The model of landscape parks entered the cities in the nineteenth century as a public city park, established from scratch or transformed from a private park (palace, manor park) and open to residents. The introduction of the park’s landscape style into the city changed it into a type of green enclave isolated from the hustle and bustle of the city, reminiscent of a natural extra-urban space, encouraging walks and recreation. All city parks had several elements in common: often a location in the city centre, a dense frame of trees separating the park from the city, open spaces covered with lawns and clearings, recreational and sports areas (from pitches to aqueducts), garden architecture (benches, gazebos, pavilions, restaurants). The park was supposed to be a self-sufficient space with various functions, whose main purpose was rest, recreation and education. As the “green lungs of the city”, the park was supposed to balance the growing population and urban pollution. In London, the most interesting examples from this period are: Regent’s Park (open to residents in the 1830s) and Battersea Park, both in landscape style, with a rich and varied garden plan, in which numerous clearings, roads, walking alleys, a pond, a botanical garden, places for recreation, games, team games, restaurants have been designed. The most famous and largest public parks include Central Park in New York, Hyde Park in London or Tiergarten in Berlin. In Poland, on the other hand, it is worth mentioning Łazienki Królewskie in Warsaw or Krakow’s Planty.

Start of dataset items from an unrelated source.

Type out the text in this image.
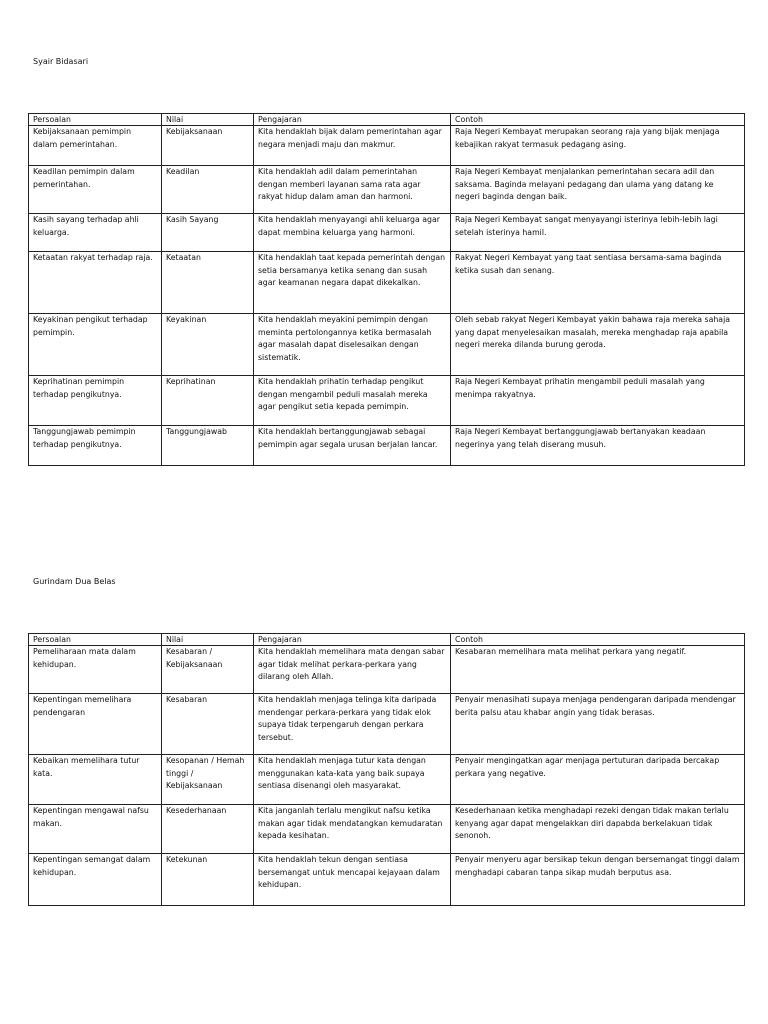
Syair Bidasari
Persoalan	Nilai	Pengajaran	Contoh
Kebijaksanaan pemimpin dalam pemerintahan.	Kebijaksanaan	Kita hendaklah bijak dalam pemerintahan agar negara menjadi maju dan makmur.	Raja Negeri Kembayat merupakan seorang raja yang bijak menjaga kebajikan rakyat termasuk pedagang asing.
Keadilan pemimpin dalam pemerintahan.	Keadilan	Kita hendaklah adil dalam pemerintahan dengan memberi layanan sama rata agar rakyat hidup dalam aman dan harmoni.	Raja Negeri Kembayat menjalankan pemerintahan secara adil dan saksama. Baginda melayani pedagang dan ulama yang datang ke negeri baginda dengan baik.
Kasih sayang terhadap ahli keluarga.	Kasih Sayang	Kita hendaklah menyayangi ahli keluarga agar dapat membina keluarga yang harmoni.	Raja Negeri Kembayat sangat menyayangi isterinya lebih-lebih lagi setelah isterinya hamil.
Ketaatan rakyat terhadap raja.	Ketaatan	Kita hendaklah taat kepada pemerintah dengan setia bersamanya ketika senang dan susah agar keamanan negara dapat dikekalkan.	Rakyat Negeri Kembayat yang taat sentiasa bersama-sama baginda ketika susah dan senang.
Keyakinan pengikut terhadap pemimpin.	Keyakinan	Kita hendaklah meyakini pemimpin dengan meminta pertolongannya ketika bermasalah agar masalah dapat diselesaikan dengan sistematik.	Oleh sebab rakyat Negeri Kembayat yakin bahawa raja mereka sahaja yang dapat menyelesaikan masalah, mereka menghadap raja apabila negeri mereka dilanda burung geroda.
Keprihatinan pemimpin terhadap pengikutnya.	Keprihatinan	Kita hendaklah prihatin terhadap pengikut dengan mengambil peduli masalah mereka agar pengikut setia kepada pemimpin.	Raja Negeri Kembayat prihatin mengambil peduli masalah yang menimpa rakyatnya.
Tanggungjawab pemimpin terhadap pengikutnya.	Tanggungjawab	Kita hendaklah bertanggungjawab sebagai pemimpin agar segala urusan berjalan lancar.	Raja Negeri Kembayat bertanggungjawab bertanyakan keadaan negerinya yang telah diserang musuh.
Gurindam Dua Belas
Persoalan	Nilai	Pengajaran	Contoh
Pemeliharaan mata dalam kehidupan.	Kesabaran / Kebijaksanaan	Kita hendaklah memelihara mata dengan sabar agar tidak melihat perkara-perkara yang dilarang oleh Allah.	Kesabaran memelihara mata melihat perkara yang negatif.
Kepentingan memelihara pendengaran	Kesabaran	Kita hendaklah menjaga telinga kita daripada mendengar perkara-perkara yang tidak elok supaya tidak terpengaruh dengan perkara tersebut.	Penyair menasihati supaya menjaga pendengaran daripada mendengar berita palsu atau khabar angin yang tidak berasas.
Kebaikan memelihara tutur kata.	Kesopanan / Hemah tinggi / Kebijaksanaan	Kita hendaklah menjaga tutur kata dengan menggunakan kata-kata yang baik supaya sentiasa disenangi oleh masyarakat.	Penyair mengingatkan agar menjaga pertuturan daripada bercakap perkara yang negative.
Kepentingan mengawal nafsu makan.	Kesederhanaan	Kita janganlah terlalu mengikut nafsu ketika makan agar tidak mendatangkan kemudaratan kepada kesihatan.	Kesederhanaan ketika menghadapi rezeki dengan tidak makan terlalu kenyang agar dapat mengelakkan diri dapabda berkelakuan tidak senonoh.
Kepentingan semangat dalam kehidupan.	Ketekunan	Kita hendaklah tekun dengan sentiasa bersemangat untuk mencapai kejayaan dalam kehidupan.	Penyair menyeru agar bersikap tekun dengan bersemangat tinggi dalam menghadapi cabaran tanpa sikap mudah berputus asa.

Contemporary city parks, while maintaining the same range of functions attributed to them, depart from the idea of a landscape park, setting the principle of stylistic diversity, but maintained in the spirit of sustainable development: from industrial parks to ecoparks. Less frequently they are created in city centres (with the exception of so-called pocket parks, squeezed into small, undeveloped areas and integrated with architecture), located rather on their outskirts, in reclaimed or post-industrial areas, in an environment degraded in social terms and in terms of landscape.
Among the new forms of parks, amusement parks such as Disneyland and in Poland the dinosaur park (e.g. in Rogów near Biskupin, which can be seen as an archaeological family park), which offer completely artificial, imagined spaces, serving only for fun, offering a kind of hyper-reality and simulacrum in place of what is real.
A new form is also a sensory park, i.e. a park that is designed to affect all the senses, with an emphasis on non-visual stimuli. Parks of this type have an educational, therapeutic and relaxation character and are often addressed to the disabled (especially blind people). In the structure of the sensory park, sound effects are used, such as water noise, bird singing or the crunch of gravel, as well as fragrances generated by specially selected plants. Hugo Kukelhaus was the forerunner of the idea of the sensory park. One of the first sensory parks in Poland is the “Stanisław Lem Experiences Garden” established in 2007 in Czyżyny near Kraków.
The term park (national, landscape) is also used to refer to legally protected natural and cultural areas, taking into account cultural, historical or landscape qualities.